A traição de Bolívar

OPINIÃO - Maurício Waldman

Data 05/10/2018
Horário 04:30

Nenhum nome da história latino-americana foi agraciado com tamanha e fervorosa devoção histórica quanto Simón Bolívar, El Libertador, cuja carreira, tonificada pelos ideais do iluminismo, da democracia e da autodeterminação, propunha a formação de uma confederação a irmanar todos os povos, grupos e etnias da América Latina. Mais de 150 anos após a morte de Bolívar, ocorrida em 1830, este ideário inspirou Hugo Chávez a lançar o bolivarianismo, proposta pautada no anti-imperialismo, na democracia participativa, na eliminação da corrupção e dos privilégios das elites, prosperando, desde os anos 1990, em grupos politicamente engajados.

Mas até onde esta agenda do bolivarianismo confere com a atuação real de Bolívar? Lembra o filósofo inglês Aldous Huxley, a memória do passado não é fixa e sequer inalterável. Assim, o passado é alvo de reconfigurações, atendendo novas definições de acordo com as conveniências de quem, e da época que o interpreta. No que justifica certificação histórica, um temário axial reportaria às posições de Bolívar diante da escravidão, que como se sabe, foi uma das estacas do colonialismo em solo americano.

Não por acaso, a mais radical das revoluções anticoloniais do continente ocorreu no Haiti, possessão francesa no Caribe que em 1791, assistiu uma rebelião incontrolável dos escravos das plantações. Voltando-se contra a metrópole e a classe latifundiária, a insurreição se alastrou como fogo em palha seca por todo o país, galvanizando fortes tensões induzidas pela dominação colonial.

Exceto a revolta de Espártaco, que estalou em Roma 1900 anos antes, a Revolução Haitiana materializou a maior insurgência de escravos da história mundial. A luta contra os franceses foi dura, longa e cruel, estendendo-se até 1803, quando na Batalha de Vertières, os haitianos assombraram o mundo ao impor esmagadora derrota ao bem armado corpo militar despachado por Napoleão Bonaparte para reconquistar a ilha.

Assim, o Haiti, país fruto de uma revolução anticolonial negra, foi coerentemente seduzido pela meta de eliminar a dominação europeia e abolir a escravatura. A fé nestes princípios encontra comprovação em 1815, quando Bolívar refugiou-se neste país após o fracasso da primeira tentativa em enfrentar o poder espanhol. Na ocasião, Pétion, presidente haitiano, lhe forneceu auxílio diplomático, dinheiro e armas para retomar a luta. Foram 4.000 fuzis, toneladas de pólvora e uma máquina tipográfica para azeitar a luta independentista, auxílio considerável sabendo-se que o Haiti havia recém saído de uma sangrenta e ruinosa conflagração anticolonialista.

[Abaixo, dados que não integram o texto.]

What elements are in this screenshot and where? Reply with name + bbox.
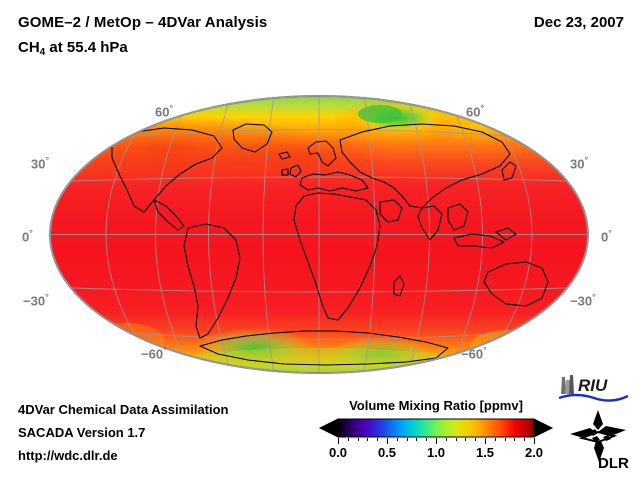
dlr-logo-text: DLR <box>598 455 629 470</box>
colorbar-major-tick <box>534 438 535 444</box>
dlr-logo: DLR <box>568 408 630 472</box>
lat-label-60-right: 60° <box>466 103 485 120</box>
colorbar-minor-tick <box>357 438 359 441</box>
colorbar-minor-tick <box>475 438 477 441</box>
lat-label-0-right: 0° <box>601 228 612 245</box>
colorbar-major-tick <box>436 438 437 444</box>
colorbar-minor-tick <box>406 438 408 441</box>
footer-line-version: SACADA Version 1.7 <box>18 425 146 440</box>
graticule <box>50 96 588 373</box>
colorbar-title: Volume Mixing Ratio [ppmv] <box>349 398 523 413</box>
colorbar-minor-tick <box>455 438 457 441</box>
colorbar-major-tick <box>338 438 339 444</box>
riu-logo: RIU <box>556 374 630 404</box>
colorbar-major-tick <box>387 438 388 444</box>
colorbar-tick-label: 0.5 <box>377 445 397 460</box>
lat-label-minus30-left: −30° <box>23 292 49 309</box>
colorbar-tick-labels: 0.0 0.5 1.0 1.5 2.0 <box>329 445 543 463</box>
map-data-layer <box>50 96 588 373</box>
footer-line-url[interactable]: http://wdc.dlr.de <box>18 448 118 463</box>
colorbar-minor-tick <box>367 438 369 441</box>
lat-label-60-left: 60° <box>155 103 174 120</box>
colorbar-major-tick <box>485 438 486 444</box>
colorbar-minor-tick <box>377 438 379 441</box>
colorbar-tick-label: 0.0 <box>328 445 348 460</box>
mollweide-globe <box>50 96 588 373</box>
colorbar-minor-tick <box>504 438 506 441</box>
colorbar-minor-tick <box>396 438 398 441</box>
colorbar-ticks <box>338 438 535 444</box>
colorbar-minor-tick <box>347 438 349 441</box>
subtitle-subscript: 4 <box>39 47 46 58</box>
colorbar-minor-tick <box>445 438 447 441</box>
colorbar-tick-label: 1.5 <box>475 445 495 460</box>
lat-label-30-right: 30° <box>570 155 589 172</box>
subtitle-level: at 55.4 hPa <box>45 39 128 56</box>
page-title: GOME–2 / MetOp – 4DVar Analysis <box>18 14 268 31</box>
map-plot-area <box>50 96 588 373</box>
page-subtitle: CH4 at 55.4 hPa <box>18 39 128 58</box>
map-svg <box>50 96 588 373</box>
subtitle-species: CH <box>18 39 40 56</box>
lat-label-30-left: 30° <box>31 155 50 172</box>
lat-label-minus60-left: −60° <box>141 345 167 362</box>
lat-label-minus60-right: −60° <box>461 345 487 362</box>
footer-line-method: 4DVar Chemical Data Assimilation <box>18 402 229 417</box>
globe-outline <box>50 96 588 373</box>
colorbar-minor-tick <box>494 438 496 441</box>
svg-text:RIU: RIU <box>578 376 608 395</box>
lat-label-0-left: 0° <box>22 228 33 245</box>
lat-label-minus30-right: −30° <box>570 292 596 309</box>
date-label: Dec 23, 2007 <box>533 14 624 31</box>
colorbar-minor-tick <box>426 438 428 441</box>
colorbar-svg <box>318 418 554 438</box>
colorbar-minor-tick <box>416 438 418 441</box>
riu-logo-svg: RIU <box>558 375 629 402</box>
colorbar-tick-label: 1.0 <box>426 445 446 460</box>
colorbar: Volume Mixing Ratio [ppmv] <box>316 398 556 463</box>
colorbar-tick-label: 2.0 <box>524 445 544 460</box>
dlr-logo-svg: DLR <box>570 410 629 472</box>
colorbar-minor-tick <box>465 438 467 441</box>
colorbar-minor-tick <box>524 438 526 441</box>
colorbar-gradient <box>316 418 556 438</box>
colorbar-minor-tick <box>514 438 516 441</box>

Note-se que este patrocínio, essencial para que a Venezuela se tornasse o primeiro país independente da América Espanhola em 1821, tinha contrapartida: a condição de que a escravidão fosse abolida nas terras emancipadas por Bolívar. Porém, a solicitação foi atendida somente décadas após a independência. Basta assinalar que nos países diretamente emancipados por Bolívar a proscrição da escravatura foi postergada ao máximo: acontece na Colômbia em 1851; no Equador, em 1852; e na Venezuela, apenas em 1854, ou seja, mais de três décadas após a independência.

Este debate ficaria incompleto omitindo-se que além da omissão de Bolívar quanto à escravatura, houve manifesta ingratidão contra o Haiti. A despeito do crucial apoio recebido dos haitianos, Bolívar jamais reconheceu a independência do país. Pior: em 1826, quando presidiu o Congresso do Panamá, reunindo as repúblicas americanas, recusou-se, a título de agradar os EUA, país ainda escravocrata, a convidar o Haiti para participar do encontro.

Certo é que todas estas atitudes são coerentes com um dado básico: o de que El Libertador era, no final das contas, membro da elite latifundista e escravocrata, mais preocupada a criar um novo Estado para si do que atender os oprimidos da época. O que também não admitiria justapor à imagem de El libertador adereços que não lhe competem.